No presente a atualidade reivindicativa sufoca na imprensa o leitor/ espectador comum diante de casos em que este é sistematicamente enganado, seja pelo excesso seja pela ausência de caminhos para a verdade, o que impede uma avaliação justa dos grupos profissionais e das entidades patronais. A propósito de greves, reivindicações, protestos, torna-se quase impossível, para o leitor ou espectador, determinar quanto cada profissional leva para casa, como evolui uma carreira, a justeza de um subsídio ou de um suplemento remuneratório, o grau de penosidade de uma profissão, a própria percentagem de adesão a uma greve, que acaba por ser despicienda logo no dia seguinte ao fim da mesma. O safanão mediático e a “ilusão” do leitor/ espectador tornam-se no único objetivo da informação veiculada, não havendo por parte dos media qualquer capacidade ou vontade para apurar a verdade (a justiça) já que cada profissional, cada classe e cada associação representativa se fecha em copas, enganando se possível ou escondendo a informação mais sensível. Quanto à penosidade e ao verdadeiro valor social das profissões (que deviam determinar a retribuição remuneratória, juntamente com as qualificações), graduem lá justamente um trabalhador do lixo, um professor, um enfermeiro, um polícia, um médico, um cozinheiro, um jornalista, um camionista, um juiz, um piloto de avião, um estivador, um operário têxtil, uma costureira, um bancário, um padre, um militar. Façam uma lista ordenada (ou duas, segundo as qualificações) e ponham-na(s) em debate. Difícil, não é?

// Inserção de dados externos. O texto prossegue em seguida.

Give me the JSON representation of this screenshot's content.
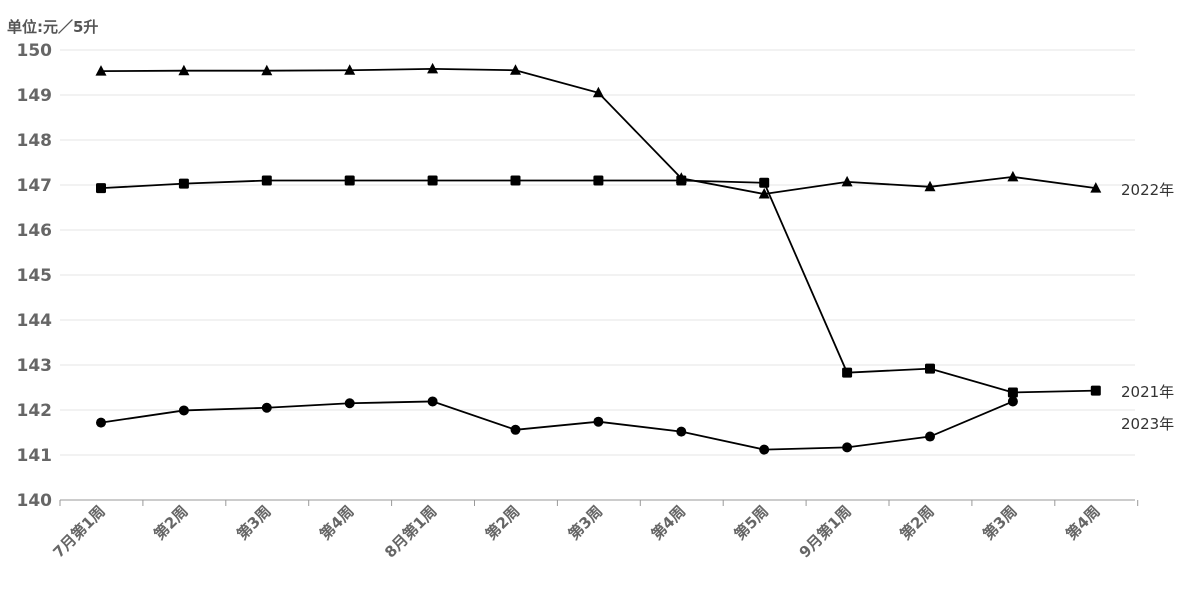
{
  "chart_data": {
    "type": "line",
    "unit_label": "单位:元／5升",
    "ylim": [
      140,
      150
    ],
    "y_ticks": [
      "140",
      "141",
      "142",
      "143",
      "144",
      "145",
      "146",
      "147",
      "148",
      "149",
      "150"
    ],
    "categories": [
      "7月第1周",
      "第2周",
      "第3周",
      "第4周",
      "8月第1周",
      "第2周",
      "第3周",
      "第4周",
      "第5周",
      "9月第1周",
      "第2周",
      "第3周",
      "第4周"
    ],
    "grid": true,
    "series": [
      {
        "name": "2021年",
        "marker": "square",
        "values": [
          146.93,
          147.03,
          147.1,
          147.1,
          147.1,
          147.1,
          147.1,
          147.1,
          147.05,
          142.83,
          142.92,
          142.39,
          142.43
        ]
      },
      {
        "name": "2022年",
        "marker": "triangle",
        "values": [
          149.53,
          149.54,
          149.54,
          149.55,
          149.58,
          149.55,
          149.05,
          147.15,
          146.8,
          147.07,
          146.96,
          147.18,
          146.93
        ]
      },
      {
        "name": "2023年",
        "marker": "circle",
        "values": [
          141.72,
          141.99,
          142.05,
          142.15,
          142.19,
          141.56,
          141.74,
          141.52,
          141.12,
          141.17,
          141.41,
          142.19,
          null
        ]
      }
    ]
  }
}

3. A justiça, sendo assim, pode dar para rir (passado algum tempo de “nojo”) e é assim que se faz “Histórias de Justiça,” uma rubrica da TSF de 2/3 minutos (mais de cem episódios disponíveis no site da TSF) em que se recordam casos da justiça de antigamente. Casos caricatos como o espancamento bárbaro de um burro, a agressão de um leitor descontente ao jornalista por não ter gostado do seu texto ou um rapto de namorada que acaba em casamento são a imagem do Portugal do séc. XIX. Hoje também pode dar para rir.